Oblio oncologico: che cos’è?
Per garantire parità di trattamento, assenza di discriminazioni e la tutella delle persone guarite da una patologia oncologica in presenza di determinate circostanze, è stata emanata la Legge 7 dicembre 2023, n. 193, "Disposizioni per la prevenizione delle discriminazioni e la tutella dei diritti delle persone che sono state affete da malattie oncologiche" che si applica in relazione alla stipulazione, gestione o al rinnovo di contratti assicurativi.
Il significato del diritto all’oblio oncologico
Il diritto all'oblio oncologico consente al contraente/assicurato, che esercita il diritto all’oblio tramite presentazione di apposita certificazione, di non dover fornire informazioni né essere sottoposto a richieste o verifiche, né a vedere utilizzati i propri dati riguardanti una precedente patologia oncologica, quando:
- il trattamento attivo si è concluso da più di 10 anni, senza episodi di recidiva;
- oppure da più di 5 anni se la patologia è insorta prima dei 21 anni.
In queste condizioni, la precedente malattia non può essere oggetto di domande, accertamenti medici o valutazioni che possano incidere sulla stipula, gestione o sulle condizioni del contratto assicurativo.
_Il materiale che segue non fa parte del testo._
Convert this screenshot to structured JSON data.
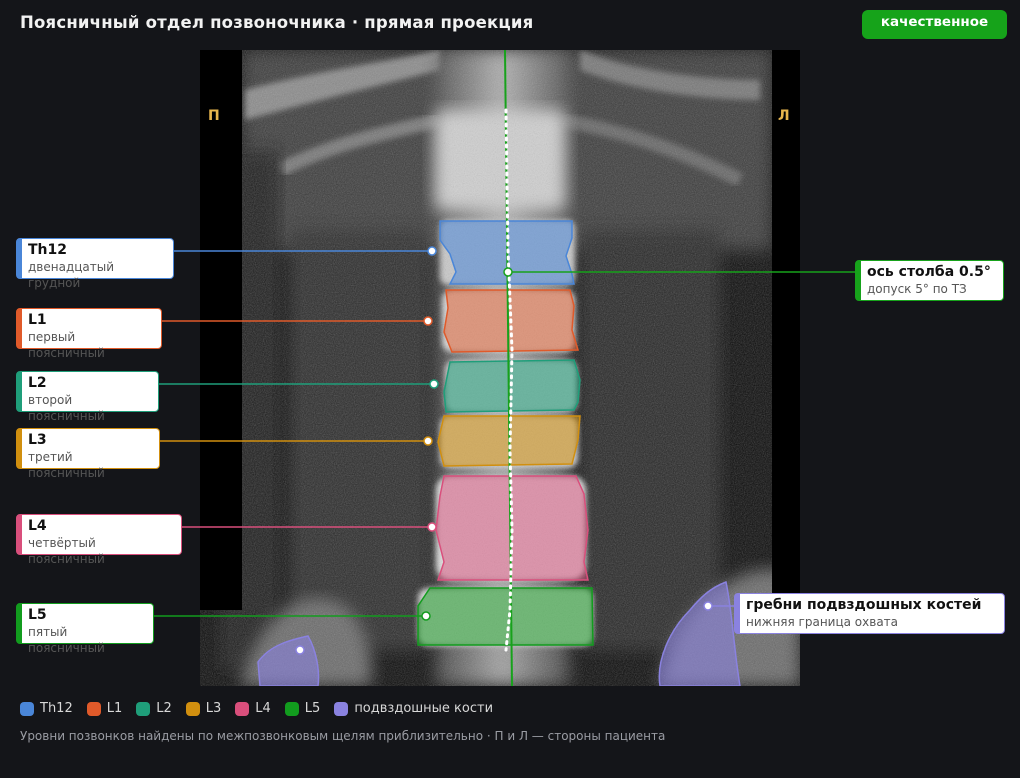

Termini ridotti per alcune patologie
Per specifiche patologie oncologiche, il Ministero della Salute ha definito termini più brevi rispetto al limite generale dei 10 anni (o 5 anni per diagnosi prima dei 21 anni). I dettagli sono riportati nella tabella al seguente link
Come funziona la certificazione per il diritto all’oblio oncologico
Quando il trattamento per la malattia si è concluso e non ci sono state recidive per il periodo stabilito dalla legge (Legge n. 193/2023), il contraente/assicurato può richiedere una certificazione che attesti il diritto all’oblio oncologico,
Il richiedente deve presentare un’istanza redatta secondo il modello dell’Allegato I del Decreto del Ministero della Salute del 5 luglio 2024, includendo i dati personali ed eventuale documentazione medica. L’istanza può essere presentata a: strutture sanitarie pubbliche, strutture private accreditate, medici del SSN, medico di medicina generale o pediatra di libera scelta.
Il contraente/assicurato invia poi tempestivamente all’impresa di assicurazione la certificazione rilasciatagli, secondo quanto previsto dalla legge n. 193 del 2023 e successivi decreti attuativi.